Werther/Gütersloh, 07.04.2011. Arbeiten in den Techniken, die Böckstiegel benutzt hat, nachfühlen, wie Böckstiegel gelebt hat, einmal ein "kleiner Böckstiegel sein", das bleibt hängen. 150 Viertklässler aus den Grundschulen Langenheide und Werther durften nun am Projekt "Ein Künstlerleben inspiriert zum Lernen" teilnehmen.
Kinder hocken unter dem Dachvorsprung am Böckstiegelhaus und sind in ihre Zeichnungen vertieft.Großbildansicht
Ganz nah dran sind hier die Viertklässler aus Wertheraner Grundschulen.
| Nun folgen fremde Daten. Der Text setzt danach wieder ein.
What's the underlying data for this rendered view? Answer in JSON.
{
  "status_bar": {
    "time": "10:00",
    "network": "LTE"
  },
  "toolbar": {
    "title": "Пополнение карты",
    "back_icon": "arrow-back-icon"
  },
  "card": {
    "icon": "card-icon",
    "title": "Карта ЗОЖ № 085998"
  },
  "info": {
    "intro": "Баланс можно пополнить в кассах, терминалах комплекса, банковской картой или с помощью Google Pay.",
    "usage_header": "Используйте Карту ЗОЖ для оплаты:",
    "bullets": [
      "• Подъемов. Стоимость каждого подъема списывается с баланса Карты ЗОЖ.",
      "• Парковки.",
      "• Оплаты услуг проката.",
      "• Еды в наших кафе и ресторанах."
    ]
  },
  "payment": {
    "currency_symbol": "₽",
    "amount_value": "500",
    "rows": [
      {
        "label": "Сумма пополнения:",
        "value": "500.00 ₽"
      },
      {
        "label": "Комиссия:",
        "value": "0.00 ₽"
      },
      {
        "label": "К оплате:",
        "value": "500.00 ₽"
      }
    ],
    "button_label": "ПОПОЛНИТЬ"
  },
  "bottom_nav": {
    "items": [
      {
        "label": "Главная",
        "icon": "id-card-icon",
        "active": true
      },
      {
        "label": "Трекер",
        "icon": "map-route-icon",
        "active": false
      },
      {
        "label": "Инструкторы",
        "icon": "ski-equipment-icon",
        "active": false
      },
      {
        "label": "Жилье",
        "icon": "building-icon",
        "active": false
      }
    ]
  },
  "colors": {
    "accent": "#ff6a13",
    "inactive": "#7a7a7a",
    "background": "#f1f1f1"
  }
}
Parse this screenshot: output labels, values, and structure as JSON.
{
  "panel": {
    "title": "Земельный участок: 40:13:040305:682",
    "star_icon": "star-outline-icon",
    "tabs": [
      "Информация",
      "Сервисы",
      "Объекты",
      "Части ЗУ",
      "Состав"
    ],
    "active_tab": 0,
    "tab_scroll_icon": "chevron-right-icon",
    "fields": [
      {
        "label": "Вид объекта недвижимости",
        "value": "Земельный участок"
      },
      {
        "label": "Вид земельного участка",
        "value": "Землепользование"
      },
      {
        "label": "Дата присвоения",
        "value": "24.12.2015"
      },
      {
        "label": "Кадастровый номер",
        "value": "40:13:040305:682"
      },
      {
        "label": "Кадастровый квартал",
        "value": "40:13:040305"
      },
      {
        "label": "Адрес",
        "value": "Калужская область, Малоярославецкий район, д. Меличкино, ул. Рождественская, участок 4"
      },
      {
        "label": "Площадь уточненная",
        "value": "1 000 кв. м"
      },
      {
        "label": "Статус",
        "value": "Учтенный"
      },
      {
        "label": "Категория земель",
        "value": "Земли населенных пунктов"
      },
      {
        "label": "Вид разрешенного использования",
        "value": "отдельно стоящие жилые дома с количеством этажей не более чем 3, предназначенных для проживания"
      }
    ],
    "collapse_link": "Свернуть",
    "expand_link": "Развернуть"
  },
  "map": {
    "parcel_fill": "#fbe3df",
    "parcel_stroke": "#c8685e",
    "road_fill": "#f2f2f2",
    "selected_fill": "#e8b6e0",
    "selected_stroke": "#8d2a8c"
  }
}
Am Originalort, dort, wo Peter August Böckstiegel selbst tätig war, spüren sie zeichnend und malend dem Künstlerleben nach. Foto: S. Bornemann

Ermöglicht haben dies die Böckstiegel-Stiftung, die Osthushenrich-Stiftung, die Kreissparkasse Halle und die Fördervereine der beiden Grundschulen.

Die beiden Museumspädagoginnen Klaudia Defort-Meya und Anke Brandt fördern die künstlerischen Fähigkeiten der Kinder - drinnen und draußen. Zunächst ging es klassenweise durch das Böckstiegel-Haus, dann wurde auf dem Platz vor dem Haus oder in der als Werkstatt eingerichteten Doppelgarage kreativ gearbeitet: mit Ton, Kreide und Farben. Im nächsten Schritt vertieften die Kinder ihre Techniken bei einem Kunsttag, der in der eigenen Schule durchgeführt wurde. Schlussendlich wird ein Konzept für eine Ausstellung erarbeitet, die voraussichtlich in den Geschäftsräumen der Kreissparkasse Halle gezeigt werden soll.

Über die gelungene Verknüpfung museumspädagogischer Angebote mit schulischem Lernen und einer Präsentation in der Öffentlichkeit freut sich Dr. Burghard Lehmann. Man lege großen Wert auf die Nachhaltigkeit geförderter Projekte, so der Geschäftsführer der Osthushenrich-Stiftung. Eine Wiederholung im nächsten Jahr würde Susanne Bornemann, Betreuerin des Projektes gern sehen. "Wir hoffen, dass die Sponsoren wieder mitmachen."